CHILDHOOD FOOD AVOIDANCE EMOTIONAL DISORDER is not anorexia; it is a stress response, sometimes to drama or adverse experiences during childhood. It is more common in sensitive children. We cannot make assumptions about whether the problem is in the family or in the personality of a child or their environment. A careful assessment must be made.

PERVASIVE REFUSAL to eat is present when a child is unable to take care of themselves in any way and is often the effect of trauma and abuse.


Restrictive eating can exist in people with other mental health difficulties like schizophrenia where for example, people have delusions about food in general or certain types of food. Delusions of being poisoned can lead some mentally fragile people to avoid eating.


Since ARFID takes many forms, the first thing to do with a child is to see a GP, to express your concerns. A GP should track a child’s weight and growth to make sure that they continue to thrive. A GP can see if there are physical problems; it would be wrong to assume that the eating is entirely emotional.
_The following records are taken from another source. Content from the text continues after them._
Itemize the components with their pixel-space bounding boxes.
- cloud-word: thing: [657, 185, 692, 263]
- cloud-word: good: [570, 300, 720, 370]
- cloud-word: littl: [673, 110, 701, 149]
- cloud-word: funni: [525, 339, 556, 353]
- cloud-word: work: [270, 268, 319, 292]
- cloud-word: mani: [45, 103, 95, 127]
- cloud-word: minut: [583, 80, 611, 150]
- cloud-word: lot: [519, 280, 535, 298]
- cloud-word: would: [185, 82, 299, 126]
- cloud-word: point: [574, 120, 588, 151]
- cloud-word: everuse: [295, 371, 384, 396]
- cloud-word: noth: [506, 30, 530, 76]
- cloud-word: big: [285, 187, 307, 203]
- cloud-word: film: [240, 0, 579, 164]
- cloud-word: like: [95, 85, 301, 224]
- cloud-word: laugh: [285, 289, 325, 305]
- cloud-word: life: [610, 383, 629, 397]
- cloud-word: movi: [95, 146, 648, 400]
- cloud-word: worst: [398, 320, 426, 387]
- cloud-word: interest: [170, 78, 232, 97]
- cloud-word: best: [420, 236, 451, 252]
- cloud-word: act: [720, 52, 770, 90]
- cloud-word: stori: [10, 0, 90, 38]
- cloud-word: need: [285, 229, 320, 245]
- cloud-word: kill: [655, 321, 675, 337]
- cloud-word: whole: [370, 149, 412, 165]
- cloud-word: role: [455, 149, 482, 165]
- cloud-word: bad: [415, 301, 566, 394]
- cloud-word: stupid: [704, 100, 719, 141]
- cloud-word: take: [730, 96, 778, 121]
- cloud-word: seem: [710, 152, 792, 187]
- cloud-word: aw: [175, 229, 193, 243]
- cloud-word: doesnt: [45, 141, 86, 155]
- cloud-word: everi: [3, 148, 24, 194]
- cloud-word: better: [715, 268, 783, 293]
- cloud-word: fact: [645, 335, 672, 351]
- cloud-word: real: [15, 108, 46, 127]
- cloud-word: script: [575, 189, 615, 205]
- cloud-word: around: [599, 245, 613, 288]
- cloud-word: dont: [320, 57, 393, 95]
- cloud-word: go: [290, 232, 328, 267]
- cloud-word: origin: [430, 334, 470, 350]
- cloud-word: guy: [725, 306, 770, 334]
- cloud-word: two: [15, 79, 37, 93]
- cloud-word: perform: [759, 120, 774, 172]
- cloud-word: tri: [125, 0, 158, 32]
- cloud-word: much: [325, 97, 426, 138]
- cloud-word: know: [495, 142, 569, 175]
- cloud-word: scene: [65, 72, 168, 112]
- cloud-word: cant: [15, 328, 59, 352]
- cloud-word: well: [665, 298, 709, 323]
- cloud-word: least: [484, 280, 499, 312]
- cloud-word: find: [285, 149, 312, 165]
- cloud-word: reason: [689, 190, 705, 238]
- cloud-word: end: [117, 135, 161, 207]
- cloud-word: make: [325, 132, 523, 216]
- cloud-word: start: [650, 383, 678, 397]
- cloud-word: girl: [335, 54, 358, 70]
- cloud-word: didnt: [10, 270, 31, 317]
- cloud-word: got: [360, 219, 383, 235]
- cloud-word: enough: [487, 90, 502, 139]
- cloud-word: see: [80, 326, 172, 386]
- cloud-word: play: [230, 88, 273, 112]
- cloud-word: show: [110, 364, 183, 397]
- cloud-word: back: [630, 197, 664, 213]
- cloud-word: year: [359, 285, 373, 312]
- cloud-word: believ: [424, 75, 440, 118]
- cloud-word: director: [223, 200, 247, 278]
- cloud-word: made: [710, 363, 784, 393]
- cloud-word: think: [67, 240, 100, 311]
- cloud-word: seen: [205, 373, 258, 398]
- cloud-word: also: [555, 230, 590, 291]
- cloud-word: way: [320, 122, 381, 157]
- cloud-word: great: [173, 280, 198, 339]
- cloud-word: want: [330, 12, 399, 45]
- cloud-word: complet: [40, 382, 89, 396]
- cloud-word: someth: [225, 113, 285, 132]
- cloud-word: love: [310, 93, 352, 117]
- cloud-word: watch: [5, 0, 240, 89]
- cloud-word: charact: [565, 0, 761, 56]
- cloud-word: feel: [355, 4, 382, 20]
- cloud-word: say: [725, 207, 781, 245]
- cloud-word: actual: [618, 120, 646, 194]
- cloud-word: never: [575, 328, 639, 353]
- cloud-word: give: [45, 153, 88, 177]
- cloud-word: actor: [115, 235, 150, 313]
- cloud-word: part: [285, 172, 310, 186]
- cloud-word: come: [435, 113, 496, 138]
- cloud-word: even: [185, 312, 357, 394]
There are things that parents can do at home. Children don’t respond well to bribery or threats. If parents regularly give pea-size portions of disliked food and gently insist that these are eaten, over time (keep going) the child will learn to accept and tolerate new tastes. Thee should be no attempts to fill up with foods high in sugar, like cakes and biscuits, although parents are rightly afraid that their child is not getting enough.  If you are very worried, find a way to supplement a meagre diet with appropriate vitamins and an omega 3 supplement which is important for brain health.

Getting a child to cook with / for the family is a useful way to broaden their familiarity with new foods. You can do this with a child as young as 4 or 5 starting with things that are easy like making a smoothie (healthy) which contains a range of fruits and vegetables. We recently made carrot ice cream which our children loved.

Children live what they learn, so they will watch what their parents eat (show enthusiasm about healthful foods). It may be helpful to learn skills to hide vegetables in food, or use other tricks to ensure a child eats a less

diet. Some children grow out of ARFID, but not all.


If a GP is worried, the next step would be to ask for an appointment with a child psychologist who will do a proper emotional risk assessment, to find out what KIND of ARFID is present.  The psychologist should be able to advise on strategies to help a child eat better.  CBT is useful to deal with some forms of ARFID but this is mostly for adolescents and adults.